“Nessuna biografia può essere un'agiografia”. E' questa la convinzione che ispira e guida l'ultimo lavoro del magistrato Francesco Forlenza, letterato per passione, che ha dedicato gli ultimi anni della sua ricerca storica a ricostruire “La vita di Tommaso Campanella”, pubblicato da Armando Editore con sottotitolo che ne evidenzia tre aggettivi: eretico, rivoluzionario, utopista.
Una biografia rigorosa ma anche fresca e accattivante che attraverso la vita di Giovan Domenico Campanella – acquisì il nome di Tommaso diventando frate domenicano – racconta un'intera epoca dai colori vivaci, molto controversa e non sempre approcciata liberamente dalla ricerca storica.
L'autore, trentino d'adozione, sa rileggere la storia con un uso puntuale delle fonti, trovando interesse nel riproporre i contesti ambientali e culturali ma anche gli spunti d'attualità che – vichianamente – la storia sa riproporre.
Dalla lettura di questo Seicento calabrese, dominato dagli Spagnoli nel meridione italiano, emerge che dopo la riforma protestante le contrapposizioni “di civiltà” tra Islam e Occidente non furono mai nette e l’Islam esercitò un grosso fascino presso gli europei. A proposito Forlenza arriva a definire il frate Campanella come il primo “foreign fighter” (come oggi vengono chiamati i volontari stranieri) e, fallita la cospirazione armata contro la cattolicissima Spagna di Filippo II che tentò con i pirati islamici nel 1599, ne pagò le conseguenze con trent’anni di reclusione nei castelli del viceré di Napoli. Dalle fonti risulta che la congiura vedeva la partecipazione di frati e laici (furono arrestate dagli spagnoli 156 persone, tra cui molti nobili) di concerto con l’ammiraglio turco Sinàm Pascià, che altri non era che il genovese Scipione Cicala, convertito all’Islam.
Come oggi avviene con l'arruolamento di occidentali “convertiti che scelgono di sostenere la causa dei terroristi islamici, anche allora “i Turchi, nel Mediterraneo, si avvalevano di europei al loro servizio. L’ammiraglio della flotta turca a Lepanto si chiamava Uluc Alì, ma il suo vero nome era Giovanni Dionigi Galeni, un calabrese di Castelli; il pirata musulmano Kair el Din Barbarossa era un greco di Mitilene, e al servizio dell’Islam c’erano anche olandesi, ungheresi, inglesi e veneziani. Volti e nomi che emergono come saporite chicche storiche dalla scorrevole narrazione di Forlenza che tiene opportuna distanza dall'appassionante e avventurosa figura di Tommaso Campanella, “un uomo raggiunto da una falsa luce ramata”.

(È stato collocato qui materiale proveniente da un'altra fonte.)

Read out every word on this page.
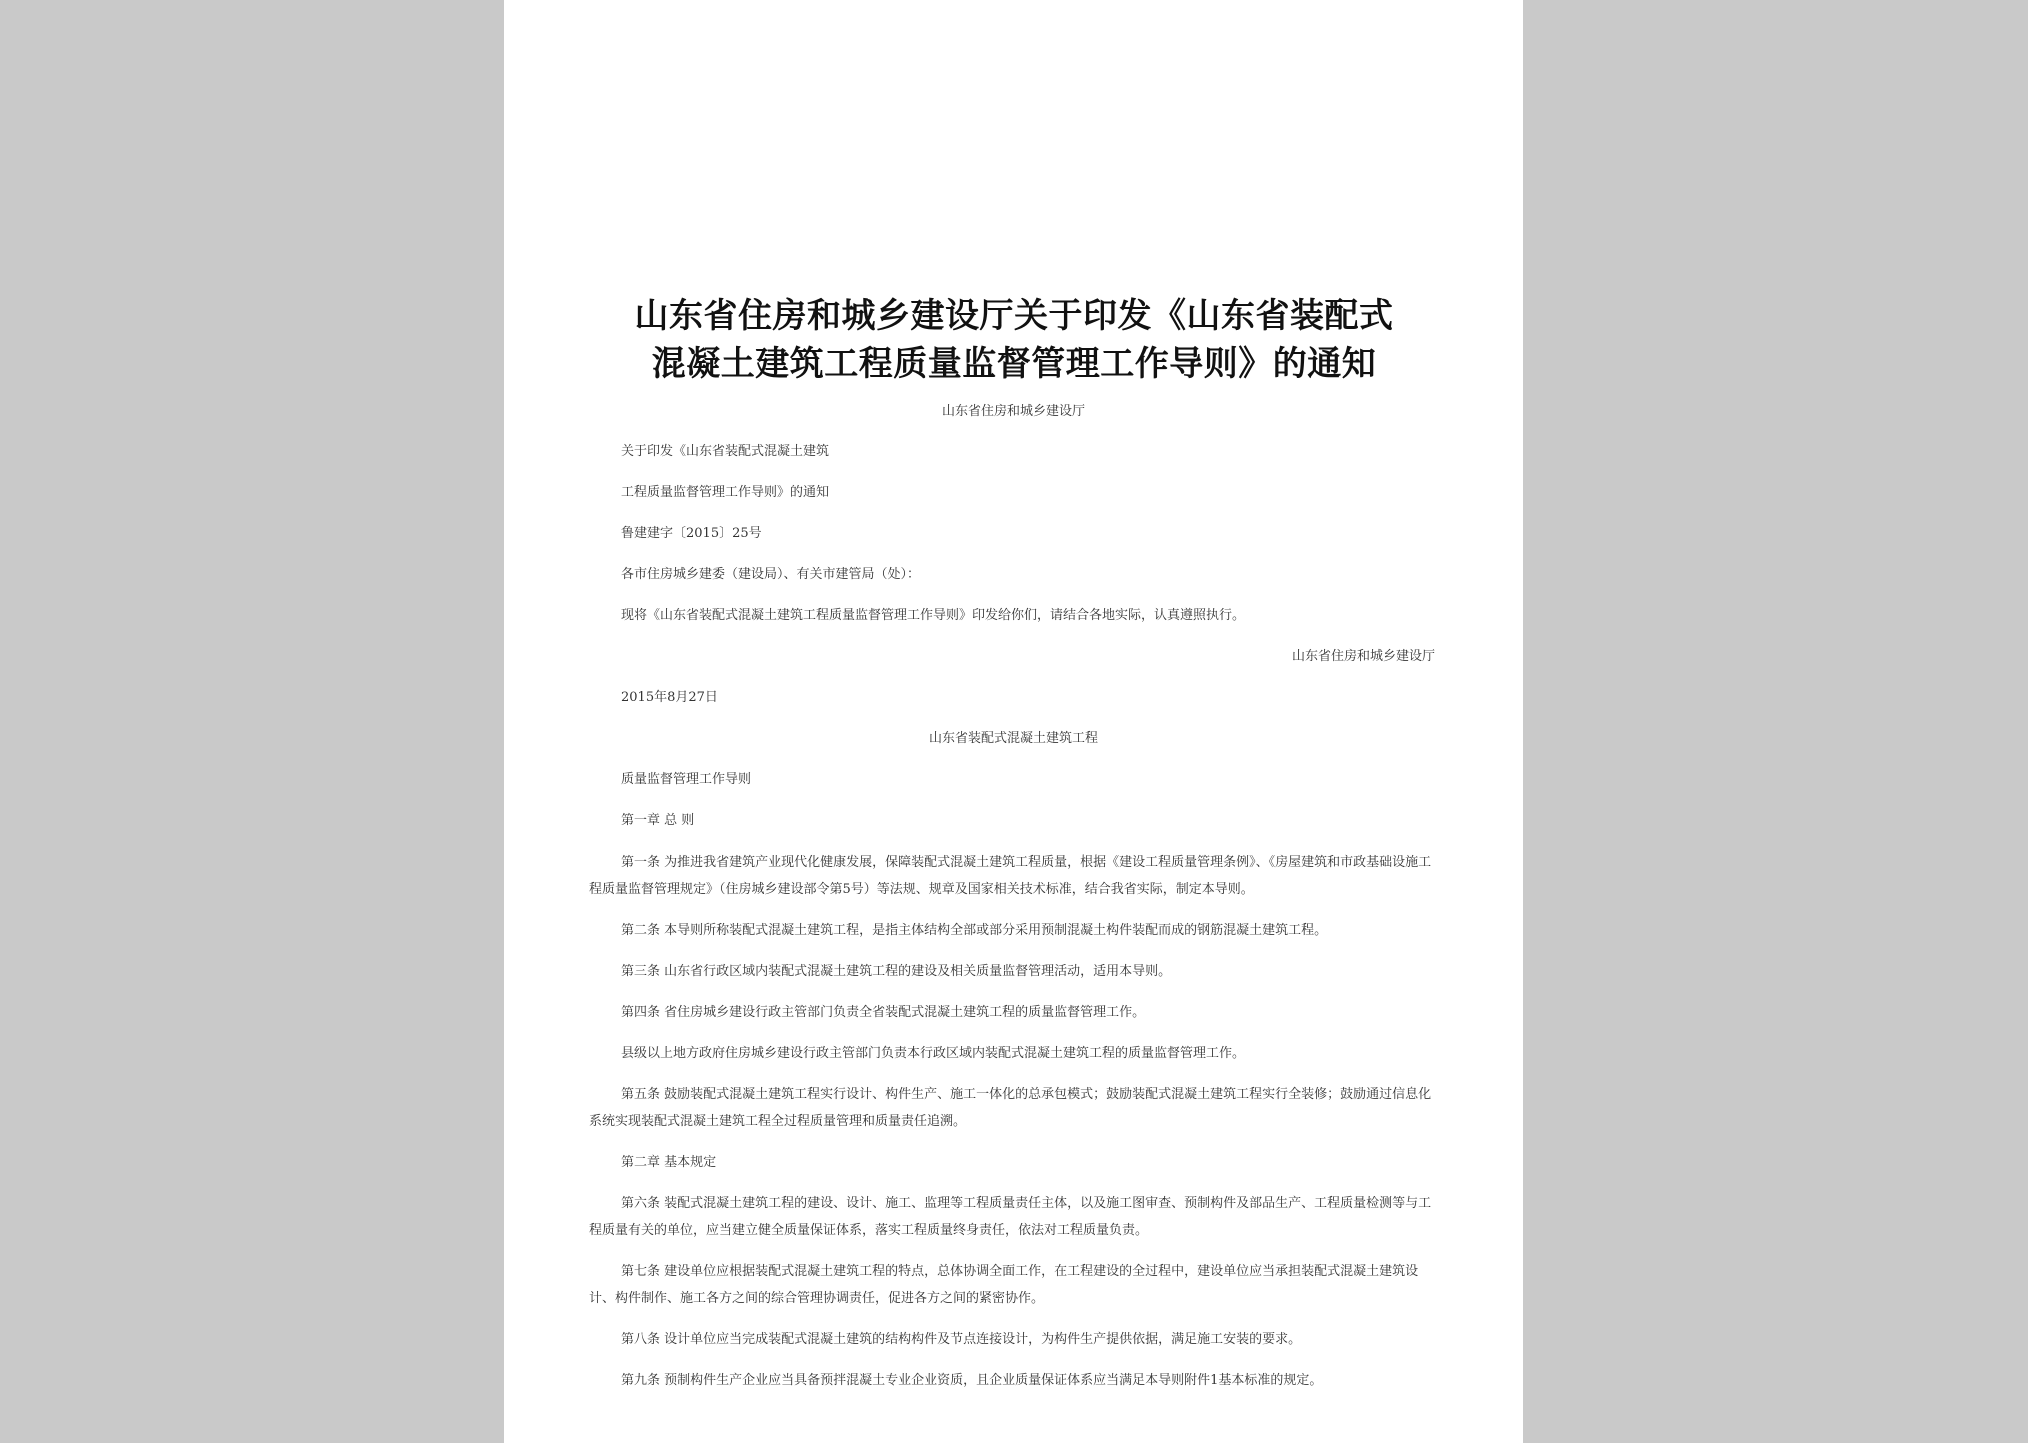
山东省住房和城乡建设厅关于印发《山东省装配式
混凝土建筑工程质量监督管理工作导则》的通知
山东省住房和城乡建设厅
关于印发《山东省装配式混凝土建筑
工程质量监督管理工作导则》的通知
鲁建建字〔2015〕25号
各市住房城乡建委（建设局）、有关市建管局（处）：
现将《山东省装配式混凝土建筑工程质量监督管理工作导则》印发给你们，请结合各地实际，认真遵照执行。
山东省住房和城乡建设厅
2015年8月27日
山东省装配式混凝土建筑工程
质量监督管理工作导则
第一章 总 则
第一条 为推进我省建筑产业现代化健康发展，保障装配式混凝土建筑工程质量，根据《建设工程质量管理条例》、《房屋建筑和市政基础设施工程质量监督管理规定》（住房城乡建设部令第5号）等法规、规章及国家相关技术标准，结合我省实际，制定本导则。
第二条 本导则所称装配式混凝土建筑工程，是指主体结构全部或部分采用预制混凝土构件装配而成的钢筋混凝土建筑工程。
第三条 山东省行政区域内装配式混凝土建筑工程的建设及相关质量监督管理活动，适用本导则。
第四条 省住房城乡建设行政主管部门负责全省装配式混凝土建筑工程的质量监督管理工作。
县级以上地方政府住房城乡建设行政主管部门负责本行政区域内装配式混凝土建筑工程的质量监督管理工作。
第五条 鼓励装配式混凝土建筑工程实行设计、构件生产、施工一体化的总承包模式；鼓励装配式混凝土建筑工程实行全装修；鼓励通过信息化系统实现装配式混凝土建筑工程全过程质量管理和质量责任追溯。
第二章 基本规定
第六条 装配式混凝土建筑工程的建设、设计、施工、监理等工程质量责任主体，以及施工图审查、预制构件及部品生产、工程质量检测等与工程质量有关的单位，应当建立健全质量保证体系，落实工程质量终身责任，依法对工程质量负责。
第七条 建设单位应根据装配式混凝土建筑工程的特点，总体协调全面工作，在工程建设的全过程中，建设单位应当承担装配式混凝土建筑设计、构件制作、施工各方之间的综合管理协调责任，促进各方之间的紧密协作。
第八条 设计单位应当完成装配式混凝土建筑的结构构件及节点连接设计，为构件生产提供依据，满足施工安装的要求。
第九条 预制构件生产企业应当具备预拌混凝土专业企业资质，且企业质量保证体系应当满足本导则附件1基本标准的规定。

L'autore sottolinea una circostanza che sfata molti luoghi comuni: per accertare la pazzia di Campanella, la “terribile” Inquisizione del 1600 dispose una perizia psichiatrica! Campanella fu condannato dalla Inquisizione al carcere perpetuo per eresia (negava la Trinità, l’Inferno, la divinità di Gesù, etc.), mentre per la congiura il processo fu sospeso sine die essendo stato giudicato pazzo (contro il parere dei due medici periti, che avevano diagnosticato la simulazione, qual era effettivamente). Camaleonte come sono sempre stati gli intellettuali italiani, fu di volta in volta eretico, filomusulmano, cattolico tradizionalista, anticlericale e papista, filospagnolo e antifrancese e poi l’esatto inverso. “Bello è il mentir, se a far gran ben si prova”, arrivò a scrivere in una canzone e il libro di Forlenza aiuta almeno un po' a comprendere il significato di quel “gran ben” per il frate di Stilo.